Ini dicetuskan dengan alasan KPK dan Polri serta Kejaksaan dalam memberantas korupsi tidak kompak. Padahal, KPK dibentuk untuk bersama dengan kepolisian dan kejaksaan memberantas korupsi. Tapi kenyataannya, ada ketidakkompakan yang sangat dahsyat seperti yang terjadi saat ini perseteruan antara kepolisian dengan KPK yang masih menjadi sorotan publik.

Pernyataan tentang pembubaran KPK masih terus bergulir dan mengundang kontroversi, ada yang setuju, tetapi banyak yang juga mencela dengan tuduhan anti pemberantasan korupsi. Termasuk Ketua DPR, Marzuki Alie juga pernah sependapat bahwa KPK lebih baik dibubarkan dengan alasan bila orang-orang yang duduk di lembaga ad hoc penegakan hukum ini tidak kredibel.

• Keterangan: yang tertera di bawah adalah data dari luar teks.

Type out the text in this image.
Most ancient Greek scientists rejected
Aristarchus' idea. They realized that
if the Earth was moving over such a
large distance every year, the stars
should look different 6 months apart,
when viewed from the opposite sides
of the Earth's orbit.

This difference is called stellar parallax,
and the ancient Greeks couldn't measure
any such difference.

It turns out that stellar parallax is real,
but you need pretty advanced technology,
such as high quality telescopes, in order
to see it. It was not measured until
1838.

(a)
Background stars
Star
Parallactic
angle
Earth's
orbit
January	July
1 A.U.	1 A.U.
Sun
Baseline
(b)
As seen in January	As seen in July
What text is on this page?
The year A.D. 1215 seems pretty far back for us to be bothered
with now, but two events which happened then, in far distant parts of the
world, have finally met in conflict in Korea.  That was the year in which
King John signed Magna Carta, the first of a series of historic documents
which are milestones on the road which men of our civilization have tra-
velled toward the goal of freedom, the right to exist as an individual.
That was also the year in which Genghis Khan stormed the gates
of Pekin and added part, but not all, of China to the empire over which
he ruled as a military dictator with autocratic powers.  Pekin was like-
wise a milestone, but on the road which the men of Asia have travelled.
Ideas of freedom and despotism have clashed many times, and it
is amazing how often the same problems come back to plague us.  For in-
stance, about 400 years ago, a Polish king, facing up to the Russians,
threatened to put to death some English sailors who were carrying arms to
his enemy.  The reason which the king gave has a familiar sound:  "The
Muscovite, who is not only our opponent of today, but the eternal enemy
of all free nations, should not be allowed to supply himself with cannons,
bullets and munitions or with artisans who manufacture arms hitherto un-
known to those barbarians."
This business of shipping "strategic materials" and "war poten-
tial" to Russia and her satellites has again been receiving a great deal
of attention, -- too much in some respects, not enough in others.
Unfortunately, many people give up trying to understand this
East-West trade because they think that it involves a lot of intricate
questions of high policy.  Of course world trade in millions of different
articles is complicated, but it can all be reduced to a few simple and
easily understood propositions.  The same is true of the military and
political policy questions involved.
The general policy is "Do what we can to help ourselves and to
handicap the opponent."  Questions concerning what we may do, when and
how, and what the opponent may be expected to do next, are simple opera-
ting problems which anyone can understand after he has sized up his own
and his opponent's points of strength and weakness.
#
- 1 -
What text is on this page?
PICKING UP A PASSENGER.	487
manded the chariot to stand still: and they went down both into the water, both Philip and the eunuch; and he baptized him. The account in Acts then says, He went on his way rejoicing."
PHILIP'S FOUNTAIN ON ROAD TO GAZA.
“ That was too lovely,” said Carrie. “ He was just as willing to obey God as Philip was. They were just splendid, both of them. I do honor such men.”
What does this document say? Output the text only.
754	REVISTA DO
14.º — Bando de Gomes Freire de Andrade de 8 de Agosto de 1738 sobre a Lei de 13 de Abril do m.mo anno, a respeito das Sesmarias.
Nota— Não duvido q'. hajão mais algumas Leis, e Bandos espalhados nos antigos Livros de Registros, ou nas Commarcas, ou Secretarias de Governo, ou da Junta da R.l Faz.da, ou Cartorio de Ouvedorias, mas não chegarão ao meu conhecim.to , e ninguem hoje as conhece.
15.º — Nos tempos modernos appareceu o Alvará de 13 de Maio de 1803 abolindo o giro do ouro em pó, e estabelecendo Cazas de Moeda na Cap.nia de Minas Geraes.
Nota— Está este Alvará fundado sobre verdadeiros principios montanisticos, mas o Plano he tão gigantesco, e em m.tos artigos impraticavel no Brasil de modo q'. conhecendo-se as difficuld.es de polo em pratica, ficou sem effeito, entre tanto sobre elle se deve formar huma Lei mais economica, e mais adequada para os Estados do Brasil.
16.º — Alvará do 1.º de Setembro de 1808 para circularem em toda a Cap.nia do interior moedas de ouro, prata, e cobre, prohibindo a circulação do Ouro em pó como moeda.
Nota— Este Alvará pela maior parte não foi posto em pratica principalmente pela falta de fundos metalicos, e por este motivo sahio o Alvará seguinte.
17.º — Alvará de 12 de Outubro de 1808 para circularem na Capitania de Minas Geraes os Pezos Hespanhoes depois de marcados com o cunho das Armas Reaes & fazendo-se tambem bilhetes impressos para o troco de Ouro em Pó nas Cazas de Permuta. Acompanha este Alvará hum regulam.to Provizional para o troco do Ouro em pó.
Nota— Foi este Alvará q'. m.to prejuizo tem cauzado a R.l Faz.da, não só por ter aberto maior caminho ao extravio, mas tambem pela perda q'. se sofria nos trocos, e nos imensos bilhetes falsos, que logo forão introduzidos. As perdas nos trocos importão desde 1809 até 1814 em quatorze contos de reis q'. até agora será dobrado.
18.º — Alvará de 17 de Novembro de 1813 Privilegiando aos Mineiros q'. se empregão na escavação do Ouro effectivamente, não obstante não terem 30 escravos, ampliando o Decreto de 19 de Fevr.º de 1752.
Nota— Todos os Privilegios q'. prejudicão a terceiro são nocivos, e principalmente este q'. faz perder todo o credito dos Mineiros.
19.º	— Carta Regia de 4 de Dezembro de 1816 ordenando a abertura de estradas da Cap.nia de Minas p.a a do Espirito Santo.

Hal yang sama juga dikatakan pengamat politik dari Lingkar Madani, Ray Rangkuti bahwa lembaga ad hoc ini masih kurang dipercaya dan kenyataannya, hingga saat ini belum membawa perubahan juga. “Jadi, lebih banyak manuver politik daripada memberantas korupsi,” katanya kepada tubasmedia.com, Rabu (8/8) di Jakarta.

Dalam situasi seperti sekarang ini menurut Rangkuti, dengan berbagai dinamika politik mutakhir termasuk dalam lingkaran Partai Demokrat, kepentingan bersama yang perlu dikawal serta memastikan KPK tidak terseret pada tarik-menarik politik di tubuh partai politik.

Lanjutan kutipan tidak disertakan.